Я решил воспользоваться этим странным и неожиданным совпадением, чтобы через Марью повлиять на Григорьева.
— Ну, а я тебе скажу, что его действительно убили, когда он возвращался домой… А убил его отец твоего ребенка и твой любовник Яков Григорьев!
Эффект этих слов превзошел мои ожидания. Марья зашаталась и с криком «Яша убил!» грохнулась на пол. На этом допрос был прекращен.
Вечером того же дня я вновь вызвал Григорьева. Он вошел бледный, понуря голову, но упорно стоял на том, что ни в чем не виновен. Я велел ввести Марью Патрикееву.
— Вот, уговори ты его сознаться во всем, — сказал я. — Он убил чухонца Лехтонена, второго отца твоего ребенка, любившего твоего ребенка как своего собственного.
— Яша, неужели это ты убил его? Ведь как он любил нашего Митю, как своего родного, — захлебываясь от слез, проговорила Марья.
— Что ты, дура, зря болтаешь? Разве Митюха у него был? — проговорил тихо Яков.
— У него, у него… Как свят Бог, у него! Скажи мне, заклинаю тебя нашим малюткой, скажи мне, ведь ты не убийца! Не мог ты руку поднять на него, Яша!
— Моя вина! — глухо проговорил Яков, весь дрожа от охватившего его волнения. — А только, видит Бог, не знал я, что мальчонок наш у него воспитывался. А то бы не дерзнул на него руку поднять. Упаси Бог, не такой я разбойник… Видно, Бог покарал… Во всем я теперь покаюсь.
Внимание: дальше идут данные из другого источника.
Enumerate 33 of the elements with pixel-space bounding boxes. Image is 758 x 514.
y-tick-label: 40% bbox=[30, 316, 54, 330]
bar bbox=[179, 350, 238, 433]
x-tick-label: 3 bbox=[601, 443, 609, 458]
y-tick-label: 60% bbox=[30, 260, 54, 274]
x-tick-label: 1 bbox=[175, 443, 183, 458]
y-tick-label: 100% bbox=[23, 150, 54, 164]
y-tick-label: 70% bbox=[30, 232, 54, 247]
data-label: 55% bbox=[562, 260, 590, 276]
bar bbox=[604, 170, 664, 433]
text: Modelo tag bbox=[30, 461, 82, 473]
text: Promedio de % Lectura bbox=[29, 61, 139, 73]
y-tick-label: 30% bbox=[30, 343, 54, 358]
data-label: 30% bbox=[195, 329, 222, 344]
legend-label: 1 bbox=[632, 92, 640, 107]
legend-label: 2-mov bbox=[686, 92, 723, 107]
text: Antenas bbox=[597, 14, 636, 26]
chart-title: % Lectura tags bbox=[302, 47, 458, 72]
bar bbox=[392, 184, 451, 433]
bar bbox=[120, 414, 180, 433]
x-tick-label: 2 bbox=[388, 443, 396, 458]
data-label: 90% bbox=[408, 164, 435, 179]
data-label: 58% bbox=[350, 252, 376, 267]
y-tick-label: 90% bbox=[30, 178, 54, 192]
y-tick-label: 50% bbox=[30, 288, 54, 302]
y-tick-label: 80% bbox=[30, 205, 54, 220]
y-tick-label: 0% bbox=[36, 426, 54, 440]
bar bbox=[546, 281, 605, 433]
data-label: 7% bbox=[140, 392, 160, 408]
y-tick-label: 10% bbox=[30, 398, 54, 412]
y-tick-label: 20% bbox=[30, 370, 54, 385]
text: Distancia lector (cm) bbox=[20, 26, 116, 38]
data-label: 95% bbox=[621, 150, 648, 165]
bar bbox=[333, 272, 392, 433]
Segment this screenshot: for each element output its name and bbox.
Слушайте, видит Бог, всю правду скажу!
И он начал свою исповедь. Первую часть исповеди, в которой он рассказал об убийстве Лехтонена и краже у купца Юнгмейстера, я опускаю, так как они достаточно обрисованы предыдущим. Характерен рассказ об убийстве Глазунова. Убил он его, как оказывается, ни за что ни про что…
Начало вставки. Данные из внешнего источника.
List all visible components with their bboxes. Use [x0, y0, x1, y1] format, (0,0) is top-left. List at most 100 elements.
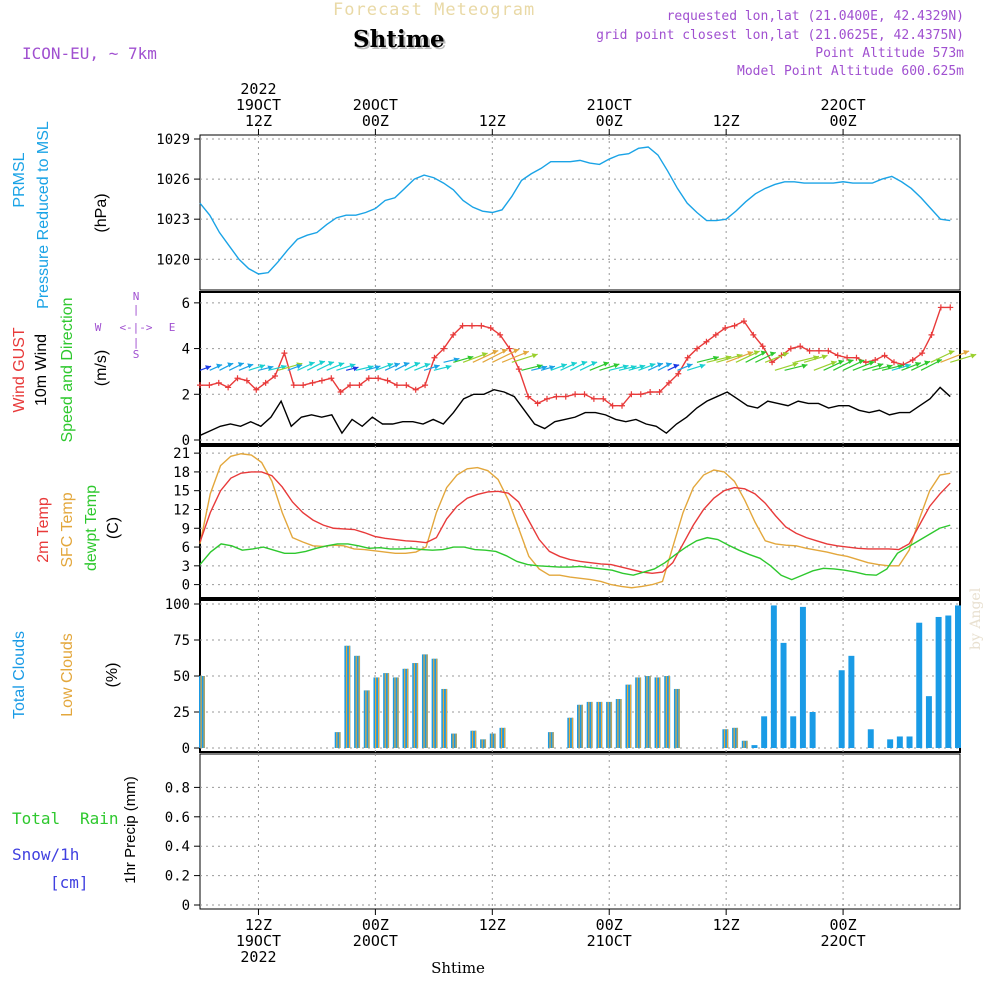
y-tick-label: 0.4 [165, 839, 190, 855]
low-cloud-bar [474, 730, 477, 748]
grid-point-location: grid point closest lon,lat (21.0625E, 42… [596, 28, 964, 43]
wind-arrow-head [247, 363, 254, 369]
y-tick-label: 100 [165, 597, 190, 613]
wind-arrow-head [570, 361, 577, 367]
gust-marker [937, 304, 944, 311]
total-cloud-bar [838, 670, 845, 748]
gust-marker [703, 338, 710, 345]
wind-arrow-head [374, 365, 381, 371]
gust-marker [487, 325, 494, 331]
wind-arrow-head [747, 351, 754, 357]
low-cloud-bar [397, 677, 399, 748]
wind-arrow-head [205, 365, 212, 371]
low-cloud-bar [626, 684, 629, 748]
low-cloud-bar [649, 676, 651, 748]
total-cloud-bar [354, 655, 361, 748]
wind-arrow-head [308, 361, 315, 367]
total-cloud-bar [480, 739, 487, 748]
gust-marker [272, 373, 279, 379]
requested-location: requested lon,lat (21.0400E, 42.4329N) [666, 9, 964, 24]
y-tick-label: 0 [182, 898, 190, 914]
total-cloud-bar [673, 688, 680, 748]
wind-arrow-head [970, 353, 977, 359]
x-tick-label-bottom: 12Z [479, 916, 506, 934]
gust-marker [440, 345, 447, 352]
x-tick-label-top: 20OCT [353, 96, 398, 114]
wind-arrow-head [673, 363, 680, 369]
compass-glyph: | [133, 336, 140, 349]
low-cloud-bar [387, 673, 389, 748]
gust-marker [384, 377, 391, 384]
low-cloud-bar [665, 676, 667, 748]
total-cloud-bar [363, 690, 370, 748]
wind-arrow-head [935, 358, 942, 364]
low-cloud-bar [491, 733, 493, 748]
pressure-unit: (hPa) [93, 193, 110, 232]
wind-arrow-head [622, 364, 629, 370]
model-label: ICON-EU, ~ 7km [22, 44, 157, 63]
total-cloud-bar [489, 733, 496, 748]
wind-arrow-head [338, 362, 345, 368]
low-cloud-bar [436, 658, 438, 748]
wind-arrow-head [886, 364, 893, 370]
x-tick-label-top: 19OCT [236, 96, 281, 114]
low-cloud-bar [358, 655, 360, 748]
low-cloud-bar [636, 677, 638, 748]
wind-arrow-head [267, 365, 274, 371]
low-cloud-bar [733, 727, 735, 748]
wind-arrow-head [639, 364, 646, 370]
gust-marker [844, 354, 851, 361]
gust-marker [347, 382, 354, 389]
gust-marker [506, 345, 513, 352]
low-cloud-bar [452, 733, 454, 748]
total-cloud-bar [644, 676, 651, 748]
x-tick-label-bottom: 00Z [362, 916, 389, 934]
wind-arrow-head [522, 350, 529, 356]
wind-arrow-head [665, 362, 672, 368]
wind-arrow-head [393, 362, 400, 368]
y-tick-label: 15 [173, 484, 190, 500]
low-cloud-bar [646, 676, 648, 748]
total-cloud-bar [470, 730, 477, 748]
total-cloud-bar [790, 716, 797, 748]
x-tick-label-bottom: 00Z [596, 916, 623, 934]
gust-marker [590, 395, 597, 402]
gust-marker [553, 393, 560, 400]
x-tick-label-bottom: 21OCT [587, 932, 632, 950]
gust-marker [619, 402, 626, 409]
total-cloud-bar [606, 701, 613, 748]
gust-marker [919, 350, 926, 357]
gust-marker [422, 382, 429, 389]
wind-label: 10m Wind [33, 334, 50, 406]
total-cloud-bar [402, 668, 409, 748]
total-cloud-bar [547, 732, 554, 748]
panel-frame [199, 753, 961, 910]
x-tick-label-bottom: 22OCT [820, 932, 865, 950]
total-cloud-bar [848, 655, 855, 748]
total-cloud-bar [199, 676, 205, 748]
gust-marker [225, 384, 232, 391]
footer-label: Shtime [431, 959, 485, 977]
gust-marker [281, 350, 288, 357]
low-cloud-bar [336, 732, 338, 748]
low-cloud-bar [552, 732, 554, 748]
model-point-altitude: Model Point Altitude 600.625m [737, 64, 964, 79]
low-cloud-bar [600, 701, 603, 748]
total-cloud-bar [392, 677, 399, 748]
low-cloud-bar [345, 645, 348, 748]
low-cloud-bar [678, 688, 680, 748]
y-tick-label: 25 [173, 705, 190, 721]
gust-marker [365, 375, 372, 382]
cloud-unit: (%) [104, 663, 121, 688]
gust-marker [722, 325, 729, 331]
x-tick-label-top: 22OCT [820, 96, 865, 114]
rain-label: Rain [80, 809, 119, 828]
total-label: Total [12, 809, 60, 828]
low-cloud-bar [339, 732, 341, 748]
x-tick-label-bottom: 20OCT [353, 932, 398, 950]
gust-marker [609, 402, 616, 409]
wind-arrow-head [712, 355, 719, 361]
low-cloud-bar [442, 688, 445, 748]
low-cloud-bar [620, 699, 622, 748]
wind-arrow-head [318, 360, 325, 366]
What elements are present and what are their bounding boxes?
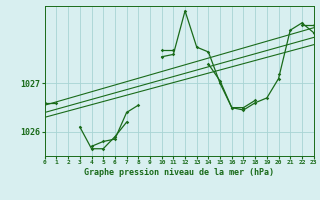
- X-axis label: Graphe pression niveau de la mer (hPa): Graphe pression niveau de la mer (hPa): [84, 168, 274, 177]
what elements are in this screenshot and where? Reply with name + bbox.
— В шестом, должно быть, часу утра я зашел на постоялый двор, что на Самсониевском переулке, выпил водки, пошел к Марье и передал ей вещи купца для продажи. На вырученные шеснадцать рублей пятьдесят копеек я больше пьянствовал по разным трактирам, а ночевал в Петровском парке. На той неделе в одном трактире я свел знакомство с этим самым Иваном Глазуновым. Мы вместе пили пиво и водку, и тут же я решил, что убью его и возьму часы и цепочку, да и деньги, если найду. А у меня оставалось всего шестьдесят пять копеек.
Когда трактир стали запирать, я вышел вместе с ним и стал его звать пойти вместе к знакомым девицам. Он согласился, и мы пошли.
По дороге он все спрашивал меня, скоро ли мы дойдем. Я ему говорю: «Сейчас», а сам иду дальше, чтобы никого не встретить на пути. Как прошли лавру, я тут и решился. Дал ему подножку, сел на него и ремнем от штанов стал душить. Сначала малый боролся, да силенки было мало, он и стал просить. «Не убивай, — говорит, — дай мне пожить, возьми все». Да потом как крикнет: «Пусть тебе за мою душу Бог отплатит, окаянный.» Тут я ремень еще подтянул, и он замолчал. Снял я с него часы и кошелек достал, а там всего-навсего сорок копеек. Посмотрел я на него, и такая, ваше благородие, меня жалость взяла! Лежит он такой жалкий, и глаза широко раскрыл и на меня смотрит. Эх, думаю, загубил Божьего младенца за здорово живешь! И пошел назад к Невскому, зашел в чайную, потом в трактир, а из трактира к Марье. Отдал ей часы и велел заложить их, а сам пошел опять шататься да пьянствовать. Как перед Богом говорю, ничего не знала Марья о моих злодействах, не погубите ее, ни в чем она не причастна.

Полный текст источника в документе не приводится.